Andy Lehman. CIO at Kettering (Ohio) Health: Transformation implies an order of magnitude improvement in performance, as opposed to incremental improvement. Digital infers the convergence of technologies in which the total is greater than the sum of the parts. Thus, digital transformation unlocks breakthrough or innovative business performance through the synergistic use of technology.  Said another way, digital transformation is what turns the lead into gold.

Sunil Dadlani. CIO at Atlantic Health System (Morristown, N.J.): Digital transformation is centered on the consumer. Essentially, it really refers to how an organization redefines its business model to meet the shifts in consumer needs, leveraging digital technologies, processes and people to reimagine how it delivers value with its products or services.

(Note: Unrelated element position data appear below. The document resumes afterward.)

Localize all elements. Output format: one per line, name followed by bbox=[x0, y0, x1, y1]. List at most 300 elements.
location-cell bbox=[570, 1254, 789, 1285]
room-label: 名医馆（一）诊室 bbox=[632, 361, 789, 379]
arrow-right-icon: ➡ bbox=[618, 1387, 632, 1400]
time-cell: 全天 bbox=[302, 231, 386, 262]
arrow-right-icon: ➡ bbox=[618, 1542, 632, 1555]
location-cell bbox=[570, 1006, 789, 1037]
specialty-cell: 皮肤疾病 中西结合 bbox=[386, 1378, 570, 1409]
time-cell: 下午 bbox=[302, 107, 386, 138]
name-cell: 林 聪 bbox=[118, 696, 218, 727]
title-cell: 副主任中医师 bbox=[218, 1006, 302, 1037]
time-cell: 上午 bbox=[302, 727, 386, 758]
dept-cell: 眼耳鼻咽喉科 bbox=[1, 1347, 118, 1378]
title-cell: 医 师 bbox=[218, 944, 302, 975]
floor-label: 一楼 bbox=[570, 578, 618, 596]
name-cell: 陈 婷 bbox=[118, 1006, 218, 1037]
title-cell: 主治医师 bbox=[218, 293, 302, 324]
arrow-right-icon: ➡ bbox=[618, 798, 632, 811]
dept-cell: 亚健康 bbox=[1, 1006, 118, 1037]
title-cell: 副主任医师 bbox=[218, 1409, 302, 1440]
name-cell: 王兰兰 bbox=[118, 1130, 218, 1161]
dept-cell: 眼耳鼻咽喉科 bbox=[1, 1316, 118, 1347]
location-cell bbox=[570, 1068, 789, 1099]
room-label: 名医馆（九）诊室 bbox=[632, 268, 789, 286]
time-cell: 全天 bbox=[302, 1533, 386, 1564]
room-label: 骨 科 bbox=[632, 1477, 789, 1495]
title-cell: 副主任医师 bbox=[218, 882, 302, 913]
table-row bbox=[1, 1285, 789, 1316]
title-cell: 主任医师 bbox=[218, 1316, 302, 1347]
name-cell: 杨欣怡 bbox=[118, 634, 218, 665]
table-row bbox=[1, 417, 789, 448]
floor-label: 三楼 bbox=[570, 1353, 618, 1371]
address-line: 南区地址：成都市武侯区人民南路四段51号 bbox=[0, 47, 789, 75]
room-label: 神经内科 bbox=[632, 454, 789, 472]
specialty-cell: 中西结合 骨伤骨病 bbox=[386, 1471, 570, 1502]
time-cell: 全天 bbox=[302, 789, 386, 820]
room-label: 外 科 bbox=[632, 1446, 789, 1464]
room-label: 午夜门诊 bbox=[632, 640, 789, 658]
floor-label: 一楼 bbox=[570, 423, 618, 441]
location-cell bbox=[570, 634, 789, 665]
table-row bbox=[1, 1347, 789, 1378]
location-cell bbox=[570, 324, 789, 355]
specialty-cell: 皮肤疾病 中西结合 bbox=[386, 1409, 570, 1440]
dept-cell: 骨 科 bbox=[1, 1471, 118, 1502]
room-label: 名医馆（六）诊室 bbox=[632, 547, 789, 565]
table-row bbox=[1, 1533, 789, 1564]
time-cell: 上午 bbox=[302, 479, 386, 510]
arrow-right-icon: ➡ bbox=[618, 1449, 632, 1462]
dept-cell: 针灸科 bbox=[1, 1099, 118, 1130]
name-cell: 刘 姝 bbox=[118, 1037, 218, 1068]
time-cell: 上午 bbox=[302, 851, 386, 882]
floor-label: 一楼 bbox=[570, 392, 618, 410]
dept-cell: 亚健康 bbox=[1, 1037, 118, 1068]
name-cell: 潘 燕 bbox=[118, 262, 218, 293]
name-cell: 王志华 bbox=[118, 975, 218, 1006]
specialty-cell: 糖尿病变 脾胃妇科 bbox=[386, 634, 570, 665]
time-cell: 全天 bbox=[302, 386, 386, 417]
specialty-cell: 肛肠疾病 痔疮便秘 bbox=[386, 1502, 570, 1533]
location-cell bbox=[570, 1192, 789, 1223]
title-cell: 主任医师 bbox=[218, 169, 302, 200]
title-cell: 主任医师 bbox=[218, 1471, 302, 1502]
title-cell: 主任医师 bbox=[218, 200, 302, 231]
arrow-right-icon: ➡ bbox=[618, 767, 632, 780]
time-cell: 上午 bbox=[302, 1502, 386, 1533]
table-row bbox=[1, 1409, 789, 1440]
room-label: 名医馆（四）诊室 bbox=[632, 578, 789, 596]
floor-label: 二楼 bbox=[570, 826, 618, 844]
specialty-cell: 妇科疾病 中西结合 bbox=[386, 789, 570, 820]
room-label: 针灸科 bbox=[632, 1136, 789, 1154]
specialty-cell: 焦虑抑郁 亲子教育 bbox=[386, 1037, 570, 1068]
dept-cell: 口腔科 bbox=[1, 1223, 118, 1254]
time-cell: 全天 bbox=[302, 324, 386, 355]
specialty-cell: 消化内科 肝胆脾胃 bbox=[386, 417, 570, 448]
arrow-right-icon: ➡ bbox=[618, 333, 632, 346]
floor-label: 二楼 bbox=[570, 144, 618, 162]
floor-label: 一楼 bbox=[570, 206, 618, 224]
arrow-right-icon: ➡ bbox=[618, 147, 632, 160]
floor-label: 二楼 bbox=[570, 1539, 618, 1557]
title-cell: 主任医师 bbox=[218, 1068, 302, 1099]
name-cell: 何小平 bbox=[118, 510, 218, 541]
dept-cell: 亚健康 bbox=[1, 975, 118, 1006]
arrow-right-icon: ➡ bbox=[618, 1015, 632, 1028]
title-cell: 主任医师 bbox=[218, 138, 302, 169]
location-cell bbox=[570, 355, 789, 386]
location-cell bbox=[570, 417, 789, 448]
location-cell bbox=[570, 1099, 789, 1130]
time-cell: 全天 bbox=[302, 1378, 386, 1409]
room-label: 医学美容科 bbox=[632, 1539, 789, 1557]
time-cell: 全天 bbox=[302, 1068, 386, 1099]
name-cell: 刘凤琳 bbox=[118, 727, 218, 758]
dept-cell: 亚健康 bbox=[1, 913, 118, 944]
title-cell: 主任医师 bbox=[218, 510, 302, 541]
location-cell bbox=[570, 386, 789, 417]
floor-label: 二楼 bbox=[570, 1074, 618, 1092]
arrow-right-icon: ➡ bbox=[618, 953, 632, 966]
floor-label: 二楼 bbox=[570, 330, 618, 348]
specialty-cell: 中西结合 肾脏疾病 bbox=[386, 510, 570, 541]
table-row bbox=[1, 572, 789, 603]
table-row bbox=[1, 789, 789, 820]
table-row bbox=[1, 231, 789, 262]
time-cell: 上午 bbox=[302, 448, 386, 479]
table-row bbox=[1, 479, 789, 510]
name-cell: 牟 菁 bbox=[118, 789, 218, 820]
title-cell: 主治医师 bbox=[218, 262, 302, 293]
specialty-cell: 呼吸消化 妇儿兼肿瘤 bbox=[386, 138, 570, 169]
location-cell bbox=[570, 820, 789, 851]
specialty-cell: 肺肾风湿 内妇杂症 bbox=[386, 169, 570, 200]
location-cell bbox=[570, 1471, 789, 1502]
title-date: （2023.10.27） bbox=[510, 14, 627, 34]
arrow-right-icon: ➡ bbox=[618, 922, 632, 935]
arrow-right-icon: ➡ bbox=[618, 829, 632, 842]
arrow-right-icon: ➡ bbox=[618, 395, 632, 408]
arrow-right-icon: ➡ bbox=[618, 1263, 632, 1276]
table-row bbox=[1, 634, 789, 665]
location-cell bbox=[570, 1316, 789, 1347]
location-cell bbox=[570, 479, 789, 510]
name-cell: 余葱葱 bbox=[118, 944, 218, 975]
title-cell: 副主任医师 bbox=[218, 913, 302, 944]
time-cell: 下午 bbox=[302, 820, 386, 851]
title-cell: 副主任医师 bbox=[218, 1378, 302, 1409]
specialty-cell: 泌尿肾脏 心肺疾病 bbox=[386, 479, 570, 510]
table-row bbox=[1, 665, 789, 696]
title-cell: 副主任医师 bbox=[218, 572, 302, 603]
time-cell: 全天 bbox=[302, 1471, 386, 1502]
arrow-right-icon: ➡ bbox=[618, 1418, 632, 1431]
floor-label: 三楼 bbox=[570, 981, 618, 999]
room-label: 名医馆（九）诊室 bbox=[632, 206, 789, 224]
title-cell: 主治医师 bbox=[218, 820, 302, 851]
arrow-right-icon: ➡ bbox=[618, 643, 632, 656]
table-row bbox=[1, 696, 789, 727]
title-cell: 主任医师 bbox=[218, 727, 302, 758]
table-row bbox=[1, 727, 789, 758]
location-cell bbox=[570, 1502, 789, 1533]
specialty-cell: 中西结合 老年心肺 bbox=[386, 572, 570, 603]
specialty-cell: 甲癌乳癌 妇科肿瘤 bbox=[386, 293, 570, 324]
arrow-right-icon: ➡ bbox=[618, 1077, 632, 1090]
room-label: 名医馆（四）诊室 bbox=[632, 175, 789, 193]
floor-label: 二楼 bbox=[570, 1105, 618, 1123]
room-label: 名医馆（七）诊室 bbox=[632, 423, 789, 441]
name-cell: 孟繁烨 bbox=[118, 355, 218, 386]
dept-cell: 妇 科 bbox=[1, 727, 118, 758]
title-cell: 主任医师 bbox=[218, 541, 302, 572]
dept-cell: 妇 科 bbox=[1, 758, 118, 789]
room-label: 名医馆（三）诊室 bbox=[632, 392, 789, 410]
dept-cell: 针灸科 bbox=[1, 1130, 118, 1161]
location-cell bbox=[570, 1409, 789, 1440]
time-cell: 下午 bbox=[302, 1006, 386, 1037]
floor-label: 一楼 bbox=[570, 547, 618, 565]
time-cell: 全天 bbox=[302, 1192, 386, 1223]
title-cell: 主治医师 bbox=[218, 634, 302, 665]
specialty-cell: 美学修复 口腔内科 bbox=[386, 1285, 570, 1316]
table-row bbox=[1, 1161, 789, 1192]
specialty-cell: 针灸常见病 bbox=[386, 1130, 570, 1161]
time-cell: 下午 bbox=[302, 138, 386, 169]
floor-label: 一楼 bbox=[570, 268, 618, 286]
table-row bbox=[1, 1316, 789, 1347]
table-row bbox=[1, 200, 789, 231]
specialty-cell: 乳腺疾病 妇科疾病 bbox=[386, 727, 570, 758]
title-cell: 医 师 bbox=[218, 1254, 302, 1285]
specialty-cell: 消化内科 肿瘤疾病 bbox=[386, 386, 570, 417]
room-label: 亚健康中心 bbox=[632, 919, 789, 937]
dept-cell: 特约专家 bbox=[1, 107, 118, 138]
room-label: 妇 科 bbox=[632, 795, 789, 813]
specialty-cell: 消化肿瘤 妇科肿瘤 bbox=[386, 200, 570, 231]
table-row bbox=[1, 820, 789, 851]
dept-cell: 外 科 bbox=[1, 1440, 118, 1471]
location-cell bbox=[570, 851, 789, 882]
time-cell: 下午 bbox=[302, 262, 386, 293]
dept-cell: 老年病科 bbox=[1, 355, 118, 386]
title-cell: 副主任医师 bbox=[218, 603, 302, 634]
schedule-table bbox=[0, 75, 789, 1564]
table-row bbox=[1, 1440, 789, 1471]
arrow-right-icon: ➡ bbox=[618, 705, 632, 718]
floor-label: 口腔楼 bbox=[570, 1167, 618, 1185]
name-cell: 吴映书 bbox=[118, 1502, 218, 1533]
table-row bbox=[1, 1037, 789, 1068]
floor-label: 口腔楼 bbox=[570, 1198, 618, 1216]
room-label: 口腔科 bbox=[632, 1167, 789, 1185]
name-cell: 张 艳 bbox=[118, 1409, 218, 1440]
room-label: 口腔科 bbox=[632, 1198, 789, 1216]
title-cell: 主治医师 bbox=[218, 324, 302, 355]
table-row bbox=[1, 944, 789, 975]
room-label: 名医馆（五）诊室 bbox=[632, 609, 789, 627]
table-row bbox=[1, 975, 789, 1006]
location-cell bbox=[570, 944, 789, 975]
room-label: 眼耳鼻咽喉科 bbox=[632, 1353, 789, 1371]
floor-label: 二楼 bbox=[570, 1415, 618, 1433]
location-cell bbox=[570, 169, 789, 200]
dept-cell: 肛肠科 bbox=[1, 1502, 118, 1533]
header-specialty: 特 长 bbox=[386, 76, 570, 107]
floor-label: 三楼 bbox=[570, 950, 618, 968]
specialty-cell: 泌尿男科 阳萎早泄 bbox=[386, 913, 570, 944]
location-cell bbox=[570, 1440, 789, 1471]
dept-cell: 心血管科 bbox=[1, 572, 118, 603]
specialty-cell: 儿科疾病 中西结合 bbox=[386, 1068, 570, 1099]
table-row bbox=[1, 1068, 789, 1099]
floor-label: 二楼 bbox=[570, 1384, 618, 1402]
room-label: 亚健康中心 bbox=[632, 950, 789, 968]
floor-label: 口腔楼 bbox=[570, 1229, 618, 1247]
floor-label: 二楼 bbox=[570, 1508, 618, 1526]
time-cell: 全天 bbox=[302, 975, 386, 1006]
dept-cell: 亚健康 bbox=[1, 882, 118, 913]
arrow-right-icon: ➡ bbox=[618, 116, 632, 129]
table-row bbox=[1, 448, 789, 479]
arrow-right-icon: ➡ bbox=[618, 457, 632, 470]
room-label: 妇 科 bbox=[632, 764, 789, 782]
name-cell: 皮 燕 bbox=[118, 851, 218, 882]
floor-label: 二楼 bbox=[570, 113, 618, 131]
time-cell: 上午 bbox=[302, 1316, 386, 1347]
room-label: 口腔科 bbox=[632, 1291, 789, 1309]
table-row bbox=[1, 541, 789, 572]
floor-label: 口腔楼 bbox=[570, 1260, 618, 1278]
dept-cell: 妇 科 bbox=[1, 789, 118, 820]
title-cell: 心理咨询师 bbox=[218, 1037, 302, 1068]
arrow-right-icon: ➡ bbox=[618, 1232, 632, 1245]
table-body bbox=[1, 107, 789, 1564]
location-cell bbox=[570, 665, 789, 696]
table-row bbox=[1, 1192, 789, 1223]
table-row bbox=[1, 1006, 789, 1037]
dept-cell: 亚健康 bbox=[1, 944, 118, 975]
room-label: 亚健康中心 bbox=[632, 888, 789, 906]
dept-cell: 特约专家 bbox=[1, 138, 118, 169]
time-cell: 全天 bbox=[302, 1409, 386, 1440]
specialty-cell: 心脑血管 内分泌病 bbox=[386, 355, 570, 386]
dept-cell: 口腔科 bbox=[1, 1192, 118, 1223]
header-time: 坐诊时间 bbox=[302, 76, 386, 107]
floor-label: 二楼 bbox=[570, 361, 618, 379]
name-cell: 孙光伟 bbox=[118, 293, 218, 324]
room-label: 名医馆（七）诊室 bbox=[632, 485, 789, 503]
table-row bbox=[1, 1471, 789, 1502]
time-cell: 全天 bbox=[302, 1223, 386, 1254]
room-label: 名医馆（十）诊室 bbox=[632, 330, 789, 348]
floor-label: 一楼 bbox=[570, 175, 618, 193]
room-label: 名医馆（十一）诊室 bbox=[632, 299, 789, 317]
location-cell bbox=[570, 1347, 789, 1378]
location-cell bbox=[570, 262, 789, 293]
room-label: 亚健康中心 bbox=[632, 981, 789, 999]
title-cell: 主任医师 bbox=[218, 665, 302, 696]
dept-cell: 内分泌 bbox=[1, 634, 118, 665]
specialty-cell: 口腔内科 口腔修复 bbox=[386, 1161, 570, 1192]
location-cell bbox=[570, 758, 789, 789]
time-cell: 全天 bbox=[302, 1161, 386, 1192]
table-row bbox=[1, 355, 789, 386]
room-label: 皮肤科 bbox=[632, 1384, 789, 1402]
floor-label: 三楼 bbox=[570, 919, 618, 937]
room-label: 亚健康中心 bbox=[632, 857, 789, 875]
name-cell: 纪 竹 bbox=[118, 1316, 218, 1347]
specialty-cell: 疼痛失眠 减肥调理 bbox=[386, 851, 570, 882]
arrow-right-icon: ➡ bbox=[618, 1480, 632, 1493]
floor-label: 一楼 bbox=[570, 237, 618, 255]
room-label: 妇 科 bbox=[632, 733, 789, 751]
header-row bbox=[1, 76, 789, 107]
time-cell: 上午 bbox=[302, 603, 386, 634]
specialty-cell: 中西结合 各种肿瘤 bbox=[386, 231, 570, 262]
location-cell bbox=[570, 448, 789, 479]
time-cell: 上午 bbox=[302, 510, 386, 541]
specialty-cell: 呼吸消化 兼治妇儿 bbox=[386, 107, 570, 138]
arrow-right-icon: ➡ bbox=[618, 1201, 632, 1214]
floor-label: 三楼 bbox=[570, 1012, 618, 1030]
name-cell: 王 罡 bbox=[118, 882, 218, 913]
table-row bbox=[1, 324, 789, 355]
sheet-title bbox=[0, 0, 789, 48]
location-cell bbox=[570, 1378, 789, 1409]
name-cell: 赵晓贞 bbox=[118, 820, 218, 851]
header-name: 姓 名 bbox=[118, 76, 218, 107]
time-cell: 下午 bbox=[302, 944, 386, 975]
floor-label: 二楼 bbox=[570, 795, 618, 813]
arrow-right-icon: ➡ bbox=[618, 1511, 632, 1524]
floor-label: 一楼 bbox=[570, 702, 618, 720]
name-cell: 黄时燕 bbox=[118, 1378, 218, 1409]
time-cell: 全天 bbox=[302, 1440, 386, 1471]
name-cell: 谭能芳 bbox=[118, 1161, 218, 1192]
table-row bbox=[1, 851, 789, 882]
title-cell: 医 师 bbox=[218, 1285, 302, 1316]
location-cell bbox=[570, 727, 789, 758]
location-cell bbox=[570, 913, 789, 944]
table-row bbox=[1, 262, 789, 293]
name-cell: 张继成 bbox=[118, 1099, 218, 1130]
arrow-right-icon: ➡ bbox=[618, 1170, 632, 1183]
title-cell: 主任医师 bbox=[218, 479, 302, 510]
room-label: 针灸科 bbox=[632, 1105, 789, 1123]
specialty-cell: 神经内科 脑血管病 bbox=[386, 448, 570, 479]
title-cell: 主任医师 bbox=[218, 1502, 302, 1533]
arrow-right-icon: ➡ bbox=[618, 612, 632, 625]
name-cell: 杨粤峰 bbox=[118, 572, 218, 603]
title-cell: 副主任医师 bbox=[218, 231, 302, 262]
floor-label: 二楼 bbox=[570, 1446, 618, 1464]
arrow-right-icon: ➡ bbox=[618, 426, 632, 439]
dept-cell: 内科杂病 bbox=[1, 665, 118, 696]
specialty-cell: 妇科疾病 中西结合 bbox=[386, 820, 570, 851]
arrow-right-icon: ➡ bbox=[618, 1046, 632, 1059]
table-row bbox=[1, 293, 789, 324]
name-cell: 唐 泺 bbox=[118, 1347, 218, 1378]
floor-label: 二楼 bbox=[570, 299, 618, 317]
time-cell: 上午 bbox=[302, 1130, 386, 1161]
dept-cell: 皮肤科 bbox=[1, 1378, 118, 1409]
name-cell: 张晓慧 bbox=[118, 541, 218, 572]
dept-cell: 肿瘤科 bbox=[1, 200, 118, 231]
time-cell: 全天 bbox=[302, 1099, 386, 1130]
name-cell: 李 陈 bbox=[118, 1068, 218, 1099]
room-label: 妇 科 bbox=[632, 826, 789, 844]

At Atlantic Health System, we’ve pursued digital transformation across multiple streams — clinical, operational, financial and patient experience and engagement. A great example is the digital vaccine card and health pass we implemented earlier this year, a tool which continues to gain importance in consumers' lives, from going to event venues to simply eating out, in some places. Other examples lie in making the experience of accessing healthcare easier — two-way patient messaging for appointment reminders, bill pay, omnichannel touch points. On the operational and financial side, we've implemented cloud-based enterprise resource planning and financial systems, and state-of-the-art cloud-based enterprise data and analytical platforms. These systems allow us to not only nimbly act based on consumer-driven data, but to make predictive decisions based on trends.

Mark Kandrysawtz. Chief innovation officer at WellSpan Health (York, Pa.): Digital transformation is the ongoing effort to reinvent ourselves for the digital economy. We’re focused on business and clinical transformation — both to rise to meet changing consumer expectations and to gain efficiency, reliability and scale. At WellSpan, we think about digital transformation as a continuum that moves us from digitization to automation and beyond.

Kathy Azeez-Narain. Chief digital officer at Hoag Hospital (Newport Beach, Calif.): I believe digital transformation occurs when technology, humans, data, user experience and solving a key problem through digital products meet. Not only do they meet, but they integrate into your organization in a way that changes how it functions. You see operations, culture, processes, patient feedback and experience change. You also see a talent shift since the majority of that transformation is not even about the technology but also about new skill sets that are brought into the company. 

Many believe that by buying the software or integrating systems we are moving into the digital age, but for transformation to take place, it goes beyond that. You need to see the new processes, tools, systems and people that are being used to drive new experiences and solve problems that exist in the organization through digital experiences. These experiences become a core part of the business versus just a project.

There are four areas I would look to when trying to bring digital transformation to life. The first: What is the business strategy? It can’t be "we need this tool" but has to focus on the strategic evolution of the organization, such as "how do we bring digital access to care to life that is as strong as the physical locations we have?" The second is that consultants are great, but to really drive the change needed, you have to have internal stakeholders that understand how the business currently functions and what changes will need to be made to be part of the story.

The third is including customers in your definition of what digital transformation will look like for your organization and making those outcomes part of what defines success. It cannot only be based on what internal stakeholders think. Lastly, focus on change management and process changes that includes both helping employees get on board with the changes that are coming and operating with the processes that digital will require, such as agile decision-making, product thinking and user experience. While there is no easy path to driving digital transformation, being realistic about what that journey requires and will take is really important for organizations to succeed at it.